Figure 2. Comparison of mild and severe VLCAD human mutation sites

Wild-type amino acid residues (magenta) are overlayed with the corresponding residues in the clinical variant (cyan). Potential steric hindrances are depicted with red dashes. The cartoon carbon backbone representation is colored either grey or blue depending on the location of the mutation site in Figure 1. A) The severe mutation R453Q would most certainly directly affect substrate binding and catalysis. The arginine to glutamine mutation would break a salt bridge between residue Arg453 on helix J and Asp123 on helix A. The positioning of the catalytic glutamate (Glu462, not shown in the Figure), which is on a loop between helices J and K, would likely be affected by the loss of this salt bridge. B) The severe clinical variant R286G is also not near FAD or substrate binding. However, the mutation would lead to the breaking of hydrogen bonds with the main chain carbonyl oxygens of Glu253 and Ala256. This would lead to major tertiary structural rearrangement and protein instability. C) V174M (mild) mutation site. No hydrogen bonds would be broken by this mutation. However, potential steric hindrances with Thr132 and Leu136 would lead to some structural instability. D) The A304T (mild) mutation site also results potentially in only minor steric hindrance. The distal location of this mutation from FAD and substrate binding combined with only slight structural perturbation result in a mild clinical phenotype.

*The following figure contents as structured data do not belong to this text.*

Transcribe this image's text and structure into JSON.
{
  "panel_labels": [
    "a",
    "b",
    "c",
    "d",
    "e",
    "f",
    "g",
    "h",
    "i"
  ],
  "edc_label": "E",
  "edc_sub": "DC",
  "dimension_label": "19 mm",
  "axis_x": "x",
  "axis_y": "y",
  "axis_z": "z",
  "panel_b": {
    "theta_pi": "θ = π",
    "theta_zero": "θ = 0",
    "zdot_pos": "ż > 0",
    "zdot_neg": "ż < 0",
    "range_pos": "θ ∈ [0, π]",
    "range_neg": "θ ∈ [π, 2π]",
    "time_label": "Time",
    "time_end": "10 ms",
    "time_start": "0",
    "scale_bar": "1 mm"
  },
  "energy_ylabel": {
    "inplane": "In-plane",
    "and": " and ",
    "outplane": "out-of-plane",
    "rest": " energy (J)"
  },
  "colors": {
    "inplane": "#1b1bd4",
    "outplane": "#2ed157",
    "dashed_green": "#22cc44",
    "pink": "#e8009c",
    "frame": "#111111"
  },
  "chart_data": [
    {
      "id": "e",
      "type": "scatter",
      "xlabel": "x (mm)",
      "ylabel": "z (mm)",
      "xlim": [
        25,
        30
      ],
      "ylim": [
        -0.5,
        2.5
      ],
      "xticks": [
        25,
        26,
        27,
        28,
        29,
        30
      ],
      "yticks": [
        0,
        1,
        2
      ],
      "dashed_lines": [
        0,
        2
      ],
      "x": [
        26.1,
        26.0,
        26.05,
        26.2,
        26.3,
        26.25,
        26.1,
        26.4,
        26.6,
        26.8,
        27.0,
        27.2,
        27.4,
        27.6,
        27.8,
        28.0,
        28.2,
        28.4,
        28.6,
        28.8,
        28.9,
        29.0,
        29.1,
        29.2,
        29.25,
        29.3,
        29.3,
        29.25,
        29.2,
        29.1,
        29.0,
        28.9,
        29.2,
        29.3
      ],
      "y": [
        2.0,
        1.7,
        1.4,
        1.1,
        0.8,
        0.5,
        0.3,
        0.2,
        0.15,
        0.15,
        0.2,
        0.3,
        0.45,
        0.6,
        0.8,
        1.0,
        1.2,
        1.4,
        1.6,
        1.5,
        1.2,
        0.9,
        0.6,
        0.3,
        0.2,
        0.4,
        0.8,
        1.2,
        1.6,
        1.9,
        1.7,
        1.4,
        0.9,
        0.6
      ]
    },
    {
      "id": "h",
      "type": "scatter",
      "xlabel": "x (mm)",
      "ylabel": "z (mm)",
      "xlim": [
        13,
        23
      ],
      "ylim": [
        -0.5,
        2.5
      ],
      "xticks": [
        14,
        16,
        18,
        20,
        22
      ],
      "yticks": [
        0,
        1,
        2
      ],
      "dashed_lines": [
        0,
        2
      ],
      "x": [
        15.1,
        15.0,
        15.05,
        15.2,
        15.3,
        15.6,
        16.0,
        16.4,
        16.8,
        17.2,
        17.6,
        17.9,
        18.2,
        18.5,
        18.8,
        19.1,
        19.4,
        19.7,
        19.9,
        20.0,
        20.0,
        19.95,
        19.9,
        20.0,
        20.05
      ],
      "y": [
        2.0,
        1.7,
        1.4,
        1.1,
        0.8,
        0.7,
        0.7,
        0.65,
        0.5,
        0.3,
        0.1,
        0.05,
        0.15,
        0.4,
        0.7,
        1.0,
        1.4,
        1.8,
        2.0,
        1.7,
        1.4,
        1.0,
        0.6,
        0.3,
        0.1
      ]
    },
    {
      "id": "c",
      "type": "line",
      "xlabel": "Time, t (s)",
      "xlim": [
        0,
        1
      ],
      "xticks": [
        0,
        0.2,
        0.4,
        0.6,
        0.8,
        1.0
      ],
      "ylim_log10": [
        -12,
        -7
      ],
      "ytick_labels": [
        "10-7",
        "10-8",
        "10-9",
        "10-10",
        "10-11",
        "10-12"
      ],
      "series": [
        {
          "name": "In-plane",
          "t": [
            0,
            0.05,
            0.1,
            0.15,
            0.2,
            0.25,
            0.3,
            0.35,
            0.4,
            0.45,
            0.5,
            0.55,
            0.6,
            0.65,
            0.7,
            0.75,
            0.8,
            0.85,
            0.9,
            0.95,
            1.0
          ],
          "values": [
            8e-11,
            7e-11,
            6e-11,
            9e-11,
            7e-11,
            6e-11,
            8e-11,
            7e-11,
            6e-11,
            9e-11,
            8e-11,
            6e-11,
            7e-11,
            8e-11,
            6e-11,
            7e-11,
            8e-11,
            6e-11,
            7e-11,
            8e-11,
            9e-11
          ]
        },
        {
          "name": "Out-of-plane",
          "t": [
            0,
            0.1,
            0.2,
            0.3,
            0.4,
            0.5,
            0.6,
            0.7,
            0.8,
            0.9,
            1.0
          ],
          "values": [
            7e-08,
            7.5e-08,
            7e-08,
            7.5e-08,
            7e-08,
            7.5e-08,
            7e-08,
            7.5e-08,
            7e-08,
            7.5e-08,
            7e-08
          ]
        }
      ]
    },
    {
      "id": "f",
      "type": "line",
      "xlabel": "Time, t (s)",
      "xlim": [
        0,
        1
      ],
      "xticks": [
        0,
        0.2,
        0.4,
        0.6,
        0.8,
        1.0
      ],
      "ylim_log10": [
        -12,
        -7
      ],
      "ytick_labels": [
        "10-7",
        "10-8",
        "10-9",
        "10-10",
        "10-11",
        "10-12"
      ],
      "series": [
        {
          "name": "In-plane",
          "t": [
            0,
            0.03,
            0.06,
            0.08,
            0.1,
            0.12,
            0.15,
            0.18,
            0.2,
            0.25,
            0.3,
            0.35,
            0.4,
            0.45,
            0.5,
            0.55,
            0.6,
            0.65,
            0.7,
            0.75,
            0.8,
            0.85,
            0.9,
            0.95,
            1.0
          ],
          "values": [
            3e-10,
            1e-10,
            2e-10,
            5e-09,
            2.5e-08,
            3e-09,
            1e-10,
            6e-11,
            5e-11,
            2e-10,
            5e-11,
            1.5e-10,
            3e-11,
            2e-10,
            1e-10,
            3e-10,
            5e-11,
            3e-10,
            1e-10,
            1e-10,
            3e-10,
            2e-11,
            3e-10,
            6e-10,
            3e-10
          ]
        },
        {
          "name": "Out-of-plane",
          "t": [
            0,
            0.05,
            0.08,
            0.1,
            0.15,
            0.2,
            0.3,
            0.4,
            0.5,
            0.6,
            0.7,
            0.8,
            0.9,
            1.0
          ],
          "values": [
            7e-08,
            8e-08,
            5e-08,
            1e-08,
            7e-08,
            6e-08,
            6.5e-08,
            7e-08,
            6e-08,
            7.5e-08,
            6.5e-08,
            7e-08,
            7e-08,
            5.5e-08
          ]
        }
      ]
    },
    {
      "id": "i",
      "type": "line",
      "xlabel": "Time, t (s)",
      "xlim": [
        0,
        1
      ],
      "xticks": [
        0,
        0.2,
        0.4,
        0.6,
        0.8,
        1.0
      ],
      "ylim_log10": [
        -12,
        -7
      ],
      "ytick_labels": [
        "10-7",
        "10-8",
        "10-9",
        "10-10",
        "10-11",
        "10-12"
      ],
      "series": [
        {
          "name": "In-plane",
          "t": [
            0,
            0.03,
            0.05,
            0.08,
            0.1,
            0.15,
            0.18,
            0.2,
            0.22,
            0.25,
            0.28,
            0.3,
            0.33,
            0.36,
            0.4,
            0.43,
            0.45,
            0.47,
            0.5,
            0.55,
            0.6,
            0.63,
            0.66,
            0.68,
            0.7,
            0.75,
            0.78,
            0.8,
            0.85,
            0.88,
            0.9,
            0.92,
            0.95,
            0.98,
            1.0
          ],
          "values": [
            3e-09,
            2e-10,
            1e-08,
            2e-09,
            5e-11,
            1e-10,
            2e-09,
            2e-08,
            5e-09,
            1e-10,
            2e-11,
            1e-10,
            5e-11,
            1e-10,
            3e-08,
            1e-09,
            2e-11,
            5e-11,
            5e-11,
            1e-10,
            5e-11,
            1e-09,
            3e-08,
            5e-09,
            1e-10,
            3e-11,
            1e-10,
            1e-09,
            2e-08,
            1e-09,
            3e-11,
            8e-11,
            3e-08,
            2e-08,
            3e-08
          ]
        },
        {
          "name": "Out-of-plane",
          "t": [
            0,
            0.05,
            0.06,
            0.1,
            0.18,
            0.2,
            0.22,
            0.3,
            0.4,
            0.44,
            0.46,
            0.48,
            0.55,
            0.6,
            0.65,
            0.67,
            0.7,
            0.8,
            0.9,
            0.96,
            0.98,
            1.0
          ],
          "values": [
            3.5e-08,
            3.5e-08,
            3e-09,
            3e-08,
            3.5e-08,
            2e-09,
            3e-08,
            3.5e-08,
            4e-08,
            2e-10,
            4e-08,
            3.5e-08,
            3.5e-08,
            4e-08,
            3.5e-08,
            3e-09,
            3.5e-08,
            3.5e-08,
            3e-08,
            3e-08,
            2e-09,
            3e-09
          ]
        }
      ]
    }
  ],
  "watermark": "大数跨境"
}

Figure 3. Three dimensional dimeric structure of the VLCAD: ribbon diagram (PDB 3B96) with mutation sites

The two monomers are colored gray and blue. Helices and beta-strands are labeled as described [7] and those in the blue monomer are labeled with asterisks Stick representations of the FAD cofactors have CPK coloring with yellow carbons. The boxes indicate mutation sites associated with FAD binding, whose vicinities are shown in greater detail in panels A–D. In each panel, amino acid residues that are mutated in patients are shown with CPK coloring with magenta carbons and are labeled in magenta. Other neighboring residues depicted with CPK coloring grey carbons and labeled in black. Hydrogen bonds and salt bridges are marked with dotted lines. A) G222R mutation site. Gly222 is located on the loop between β-strands 1 and 2 close to the FAD phosphate and thesubstitution for a bulky charged arginine may change the loop conformation, and disrupt binding of the cofactor, including a hydrogen bond between the FAD pyrophosphate and the neighboring residue Ser223. B) G439D and G441D mutation sites are part of a conserved Gly-Gly-x-Gly motif on the loop between helices I and J of neighboring monomer in the VLCAD dimeric molecule. Again, substitution of either Gly to an acidic residue would be detrimental to the interaction with the acidic pyrophosphate moiety of FAD in the neighboring monomer, resulting in a weakening of the dimer interaction. C) R366H mutation site. Arg366 forms salt bridges with the FAD pyrophosphate of the other monomer. Substitution of positively charged arginine 366 for a neutral histidine could lose this ionic interaction, instead forming a hydrogen bond between histidine 366 and the pyrophosphate, weakening FAD binding and the association between enzyme monomers. D) K382Q mutation site. Lys382 on helix H forms a salt bridge with Glu432 on helix I, and another salt bridge with Asp466 on helix K of the other monomer, which hydrogen bonds with the adenosine 2′-OH of the FAD. Since glutamine is almost isosteric as lysine, Gln382 can make hydrogen bonds with both Glu432 and Asp466, which are much weaker interactions compared to the salt bridges. The VLCAD catalytic glutamate (Glu462) is proximal to the site of this salt bridge, and thereforethe K382Q mutation may also affect its positioning

Figure 4. VLCAD protein levels in untreated (DMSO) or bezafibrate-treated (BZ) patient fibroblasts

Western-blot of protein extracts from patient or control cells were incubated with anti-VLCAD antibody, and re-probed with anti-β-actin antibody.